America the Vulnerable offers valuable insight into the ongoing exposure of our nation to catastrophic terrorist attacks and the struggle to reduce its myriad vulnerabilities. The book is suitable for courses on terrorism, national security, homeland security, and emergency preparedness at the graduate and undergraduate levels.
America the Vulnerable can be used as a field guide for the study of homeland security, offering a background on most of relevant issues including port and container security, aviation security, and critical infrastructure protection. It can also be used in any course that covers public policy and public administration.
Teaching Notes Components
- The author asserts that, "the same forces that helped to produce the horror that befell the nation [on 9/11] continue to gather strength" (p. 1). To what forces is the author referring?
- In the time since the book was published in August of 2004, what evidence is there that these forces have continued to strengthen? What counter-evidence is there to suggest that America is becoming more secure?
- Does America's overwhelming conventional warfare capability invite an asymmetric response as proposed in the Chinese strategy book Unrestricted Warfare (p. 8)? Have the priorities and organization of the U.S. national security establishment changed sufficiently in the 21st century to best deal with the terrorist threat?
- In Chapter 3, the author offers a litany of policy failures and vulnerabilities. What progress might a supporter of the Bush administration point to since the book's publication to suggest that these are being addressed? Is the United States better prepared now for a terrorist attack than it was two years ago?

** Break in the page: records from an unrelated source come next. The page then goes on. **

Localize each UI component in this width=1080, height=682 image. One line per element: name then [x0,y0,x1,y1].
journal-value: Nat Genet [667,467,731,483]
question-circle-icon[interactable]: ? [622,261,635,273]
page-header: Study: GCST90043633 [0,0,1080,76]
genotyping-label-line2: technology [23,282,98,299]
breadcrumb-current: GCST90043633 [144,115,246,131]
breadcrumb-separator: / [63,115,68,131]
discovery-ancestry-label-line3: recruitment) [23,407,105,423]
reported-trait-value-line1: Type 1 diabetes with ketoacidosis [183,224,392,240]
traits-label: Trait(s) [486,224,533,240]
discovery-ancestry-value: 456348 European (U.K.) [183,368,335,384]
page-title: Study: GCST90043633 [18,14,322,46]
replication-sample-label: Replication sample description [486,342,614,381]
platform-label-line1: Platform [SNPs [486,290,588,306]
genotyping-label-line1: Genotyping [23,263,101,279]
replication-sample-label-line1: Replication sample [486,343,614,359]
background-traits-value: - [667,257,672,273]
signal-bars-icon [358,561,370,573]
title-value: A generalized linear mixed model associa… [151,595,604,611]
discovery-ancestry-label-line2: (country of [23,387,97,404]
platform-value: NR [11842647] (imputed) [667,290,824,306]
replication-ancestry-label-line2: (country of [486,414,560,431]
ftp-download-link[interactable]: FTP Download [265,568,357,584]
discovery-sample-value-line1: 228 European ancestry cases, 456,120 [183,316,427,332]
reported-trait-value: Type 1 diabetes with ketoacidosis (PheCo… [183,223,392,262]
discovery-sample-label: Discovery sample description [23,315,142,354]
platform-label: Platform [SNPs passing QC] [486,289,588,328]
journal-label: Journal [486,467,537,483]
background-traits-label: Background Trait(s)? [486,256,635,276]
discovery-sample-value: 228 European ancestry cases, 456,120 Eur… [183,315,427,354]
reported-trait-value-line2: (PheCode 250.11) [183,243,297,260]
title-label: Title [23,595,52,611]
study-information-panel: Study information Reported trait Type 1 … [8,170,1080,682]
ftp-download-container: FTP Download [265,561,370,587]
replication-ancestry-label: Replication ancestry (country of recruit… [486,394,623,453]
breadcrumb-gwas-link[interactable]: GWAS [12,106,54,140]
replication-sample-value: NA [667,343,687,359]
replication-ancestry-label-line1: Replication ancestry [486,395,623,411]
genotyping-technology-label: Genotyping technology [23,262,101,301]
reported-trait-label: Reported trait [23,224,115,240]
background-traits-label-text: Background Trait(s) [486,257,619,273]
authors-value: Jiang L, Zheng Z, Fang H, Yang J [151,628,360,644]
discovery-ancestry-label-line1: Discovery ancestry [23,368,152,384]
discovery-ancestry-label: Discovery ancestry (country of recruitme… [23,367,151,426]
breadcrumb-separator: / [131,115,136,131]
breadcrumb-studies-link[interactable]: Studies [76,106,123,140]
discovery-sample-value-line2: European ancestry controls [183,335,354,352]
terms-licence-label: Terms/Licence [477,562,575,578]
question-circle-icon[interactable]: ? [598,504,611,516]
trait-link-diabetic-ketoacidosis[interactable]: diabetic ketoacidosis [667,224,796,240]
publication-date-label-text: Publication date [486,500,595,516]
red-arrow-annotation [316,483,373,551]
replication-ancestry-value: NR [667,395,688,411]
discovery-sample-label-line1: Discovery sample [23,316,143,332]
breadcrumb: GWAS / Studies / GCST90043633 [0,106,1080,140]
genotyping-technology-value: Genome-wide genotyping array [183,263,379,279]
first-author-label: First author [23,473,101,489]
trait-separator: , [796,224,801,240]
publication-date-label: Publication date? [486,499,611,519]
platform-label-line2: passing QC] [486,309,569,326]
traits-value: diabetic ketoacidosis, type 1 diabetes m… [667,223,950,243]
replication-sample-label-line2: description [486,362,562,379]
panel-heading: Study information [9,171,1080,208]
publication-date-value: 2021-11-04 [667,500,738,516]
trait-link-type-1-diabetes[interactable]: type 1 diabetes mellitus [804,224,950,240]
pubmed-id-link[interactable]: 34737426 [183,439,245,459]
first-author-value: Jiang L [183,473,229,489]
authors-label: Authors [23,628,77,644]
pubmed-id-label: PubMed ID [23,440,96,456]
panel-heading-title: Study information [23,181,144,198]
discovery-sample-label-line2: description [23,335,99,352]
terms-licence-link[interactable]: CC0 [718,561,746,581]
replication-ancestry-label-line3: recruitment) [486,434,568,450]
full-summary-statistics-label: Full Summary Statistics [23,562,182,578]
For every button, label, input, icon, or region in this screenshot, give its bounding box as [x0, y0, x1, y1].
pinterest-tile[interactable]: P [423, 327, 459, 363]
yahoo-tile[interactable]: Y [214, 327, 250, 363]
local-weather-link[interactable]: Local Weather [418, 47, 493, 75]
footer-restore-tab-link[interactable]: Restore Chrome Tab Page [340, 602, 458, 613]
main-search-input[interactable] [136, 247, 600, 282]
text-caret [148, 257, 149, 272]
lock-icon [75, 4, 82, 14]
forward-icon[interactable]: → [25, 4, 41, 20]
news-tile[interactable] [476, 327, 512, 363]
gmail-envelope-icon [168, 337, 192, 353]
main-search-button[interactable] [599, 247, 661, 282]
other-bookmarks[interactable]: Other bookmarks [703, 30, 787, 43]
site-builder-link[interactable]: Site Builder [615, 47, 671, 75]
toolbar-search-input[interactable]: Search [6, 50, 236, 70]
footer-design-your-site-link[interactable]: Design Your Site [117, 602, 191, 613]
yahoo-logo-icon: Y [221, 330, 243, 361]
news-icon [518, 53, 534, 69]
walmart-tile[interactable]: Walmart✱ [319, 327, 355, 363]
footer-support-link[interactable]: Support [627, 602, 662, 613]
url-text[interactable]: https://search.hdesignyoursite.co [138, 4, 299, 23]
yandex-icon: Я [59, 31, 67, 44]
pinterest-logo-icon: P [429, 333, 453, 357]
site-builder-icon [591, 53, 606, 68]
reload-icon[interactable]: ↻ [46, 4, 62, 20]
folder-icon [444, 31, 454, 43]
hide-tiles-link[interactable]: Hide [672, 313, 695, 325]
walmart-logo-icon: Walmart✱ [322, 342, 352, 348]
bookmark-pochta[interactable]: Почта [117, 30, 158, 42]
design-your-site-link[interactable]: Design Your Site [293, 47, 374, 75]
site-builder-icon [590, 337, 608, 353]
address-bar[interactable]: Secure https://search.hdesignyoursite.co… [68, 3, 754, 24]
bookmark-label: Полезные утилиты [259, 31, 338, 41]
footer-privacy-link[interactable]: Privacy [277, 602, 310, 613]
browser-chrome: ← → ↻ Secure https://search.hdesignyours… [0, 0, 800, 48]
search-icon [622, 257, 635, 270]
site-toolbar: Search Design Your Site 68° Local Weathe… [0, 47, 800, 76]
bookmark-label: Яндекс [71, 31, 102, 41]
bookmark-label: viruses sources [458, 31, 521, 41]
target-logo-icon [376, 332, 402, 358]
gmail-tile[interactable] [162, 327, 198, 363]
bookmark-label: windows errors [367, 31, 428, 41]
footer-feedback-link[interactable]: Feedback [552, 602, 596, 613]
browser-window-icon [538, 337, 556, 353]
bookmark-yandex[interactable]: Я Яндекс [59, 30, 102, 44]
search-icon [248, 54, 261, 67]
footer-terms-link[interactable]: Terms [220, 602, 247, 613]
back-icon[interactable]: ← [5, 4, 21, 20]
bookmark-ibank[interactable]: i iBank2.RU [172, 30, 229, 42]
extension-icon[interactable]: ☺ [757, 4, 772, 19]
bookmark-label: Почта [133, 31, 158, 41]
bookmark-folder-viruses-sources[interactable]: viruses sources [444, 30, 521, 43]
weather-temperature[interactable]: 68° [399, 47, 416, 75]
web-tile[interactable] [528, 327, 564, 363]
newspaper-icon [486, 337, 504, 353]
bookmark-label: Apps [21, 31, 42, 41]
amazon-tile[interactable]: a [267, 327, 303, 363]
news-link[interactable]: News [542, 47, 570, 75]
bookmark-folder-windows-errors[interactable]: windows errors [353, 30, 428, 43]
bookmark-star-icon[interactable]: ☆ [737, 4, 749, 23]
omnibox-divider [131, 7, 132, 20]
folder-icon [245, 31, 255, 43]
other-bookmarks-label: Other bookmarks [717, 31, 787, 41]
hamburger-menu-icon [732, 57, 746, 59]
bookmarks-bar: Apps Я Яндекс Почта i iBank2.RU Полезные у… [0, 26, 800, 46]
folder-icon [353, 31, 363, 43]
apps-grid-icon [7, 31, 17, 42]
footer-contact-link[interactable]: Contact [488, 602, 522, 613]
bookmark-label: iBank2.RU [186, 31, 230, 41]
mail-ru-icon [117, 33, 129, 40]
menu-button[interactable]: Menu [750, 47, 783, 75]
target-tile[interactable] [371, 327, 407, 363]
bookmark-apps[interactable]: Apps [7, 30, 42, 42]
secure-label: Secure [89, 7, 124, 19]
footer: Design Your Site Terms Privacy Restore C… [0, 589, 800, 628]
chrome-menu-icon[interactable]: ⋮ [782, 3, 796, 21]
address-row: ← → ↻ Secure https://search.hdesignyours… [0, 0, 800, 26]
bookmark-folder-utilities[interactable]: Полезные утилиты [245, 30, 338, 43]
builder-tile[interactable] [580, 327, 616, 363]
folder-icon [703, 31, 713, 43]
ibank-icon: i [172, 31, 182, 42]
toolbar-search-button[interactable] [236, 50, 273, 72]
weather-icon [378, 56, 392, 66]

- "Terrorists are in the driver's seat when selecting the time, place and method of their attack" (p. 78). Explain why this suggests that security measures must be designed to operate more like a "healthy human immune system" than a reaction triggered by a specific threat.
- In Chapter 5, the author proposes a new concept for securing ports and shipping containers. If such a system had been in place before March of 2006, would the Dubai Ports World purchase of five container terminals in the United States have been so controversial? What does this chapter suggest about the relative importance of who operates terminals vis-à-vis other security considerations?
- Evaluate the author's proposal for establishing a "Federal Security Reserve System" (p. 245-255). Why does the author see a need for such a system?
- To what extent do the contrasting views between Democrats and Republicans about the role of the federal government on social and domestic issues and on national security explain the lack of bipartisan consensus on homeland security?
- The author suggests that "homeland security measures will have derivative benefits for other public and private goods" (p. 168). Why does he make this argument? What are the benefits he lists? What others can you think of?
- In the War on Terrorism, is the best strategy to rely primarily on offense?
- Does the absence of a terrorist attack on American soil since 9/11 suggest that current efforts are sufficient?
- Should Americans be willing to make a tradeoff between security and liberty?
- Was creating the U.S. Department of Homeland Security the right decision?
- Should homeland security be separated from national security?
Mock Homeland Security Council Meeting
At the end of the hypothetical scenario laid out in Chapter 2, "The Next Attack", the Secretary of Homeland Security offers the President two options: 1) reopen the borders and ports so as to get the economy moving again or; 2) initiate full inspection of all people, vehicles, and cargo entering the country. Assign the various roles on the Homeland Security Council and have students debate the two options. Have them outline the risks associated with each option, require them to choose the option they would recommend the President to take, and provide an outline of a Presidential Address defending their choice.